Nun geht es darum, das Reformprogramm mit Inhalt zu füllen. Viele Formulierungen der jüngsten Einigung mit den Gläubigern sind vage gehalten, bieten viel Raum für Interpretationen und lassen gelegentlich Unerfreuliches ahnen. So ist etwa von einer "Reform des Mehrwertsteuerregimes" die Rede, was vermutlich auf eine Erhöhung der Mehrwertsteuer für griechische Hoteliers hinausläuft.

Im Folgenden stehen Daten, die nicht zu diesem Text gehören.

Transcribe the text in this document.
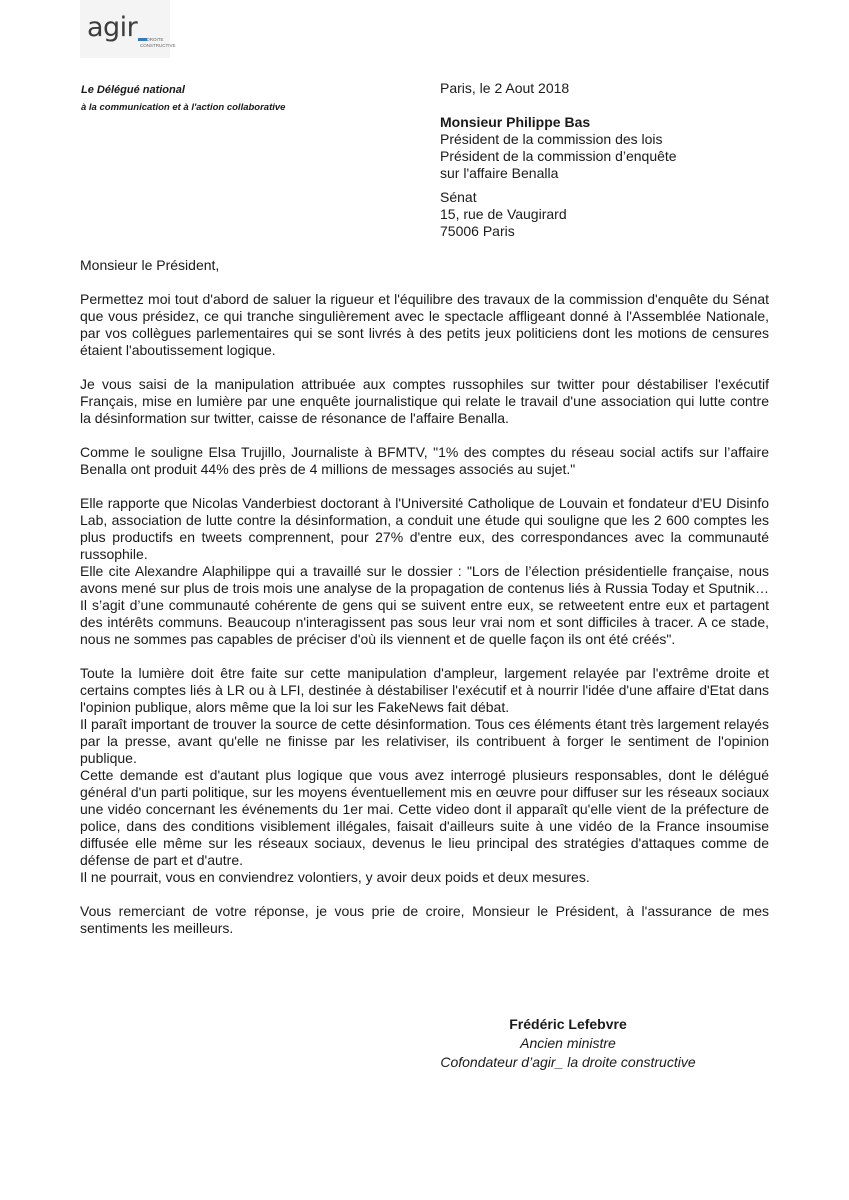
agir LA DROITE CONSTRUCTIVE
Le Délégué national
à la communication et à l'action collaborative
Paris, le 2 Aout 2018
Monsieur Philippe Bas
Président de la commission des lois
Président de la commission d’enquête
sur l'affaire Benalla
Sénat
15, rue de Vaugirard
75006 Paris

Monsieur le Président,

Permettez moi tout d'abord de saluer la rigueur et l'équilibre des travaux de la commission d'enquête du Sénat que vous présidez, ce qui tranche singulièrement avec le spectacle affligeant donné à l'Assemblée Nationale, par vos collègues parlementaires qui se sont livrés à des petits jeux politiciens dont les motions de censures étaient l'aboutissement logique.

Je vous saisi de la manipulation attribuée aux comptes russophiles sur twitter pour déstabiliser l'exécutif Français, mise en lumière par une enquête journalistique qui relate le travail d'une association qui lutte contre la désinformation sur twitter, caisse de résonance de l'affaire Benalla.

Comme le souligne Elsa Trujillo, Journaliste à BFMTV, "1% des comptes du réseau social actifs sur l’affaire Benalla ont produit 44% des près de 4 millions de messages associés au sujet."

Elle rapporte que Nicolas Vanderbiest doctorant à l'Université Catholique de Louvain et fondateur d'EU Disinfo Lab, association de lutte contre la désinformation, a conduit une étude qui souligne que les 2 600 comptes les plus productifs en tweets comprennent, pour 27% d'entre eux, des correspondances avec la communauté russophile.

Elle cite Alexandre Alaphilippe qui a travaillé sur le dossier : "Lors de l’élection présidentielle française, nous avons mené sur plus de trois mois une analyse de la propagation de contenus liés à Russia Today et Sputnik… Il s’agit d’une communauté cohérente de gens qui se suivent entre eux, se retweetent entre eux et partagent des intérêts communs. Beaucoup n'interagissent pas sous leur vrai nom et sont difficiles à tracer. A ce stade, nous ne sommes pas capables de préciser d'où ils viennent et de quelle façon ils ont été créés".

Toute la lumière doit être faite sur cette manipulation d'ampleur, largement relayée par l'extrême droite et certains comptes liés à LR ou à LFI, destinée à déstabiliser l'exécutif et à nourrir l'idée d'une affaire d'Etat dans l'opinion publique, alors même que la loi sur les FakeNews fait débat.

Il paraît important de trouver la source de cette désinformation. Tous ces éléments étant très largement relayés par la presse, avant qu'elle ne finisse par les relativiser, ils contribuent à forger le sentiment de l'opinion publique.

Cette demande est d'autant plus logique que vous avez interrogé plusieurs responsables, dont le délégué général d'un parti politique, sur les moyens éventuellement mis en œuvre pour diffuser sur les réseaux sociaux une vidéo concernant les événements du 1er mai. Cette video dont il apparaît qu'elle vient de la préfecture de police, dans des conditions visiblement illégales, faisait d'ailleurs suite à une vidéo de la France insoumise diffusée elle même sur les réseaux sociaux, devenus le lieu principal des stratégies d'attaques comme de défense de part et d'autre.

Il ne pourrait, vous en conviendrez volontiers, y avoir deux poids et deux mesures.

Vous remerciant de votre réponse, je vous prie de croire, Monsieur le Président, à l'assurance de mes sentiments les meilleurs.

Frédéric Lefebvre
Ancien ministre
Cofondateur d’agir_ la droite constructive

Damit dürfte die neue Regierung keine großen Sympathien gewinnen. "Die eigentliche Frage lautet, ob eine Linksregierung in der Lage wäre, eine bessere Anwendung des Sparprogramms zu gewährleisten", mahnt Tzogopoulos. In den nächsten vier Monaten gehe es erst einmal darum, Vertrauen wiederherzustellen, glaubt der Athener Analyst. Dann könne man über alles reden - möglicherweise auch über ein drittes Rettungspaket für Griechenland.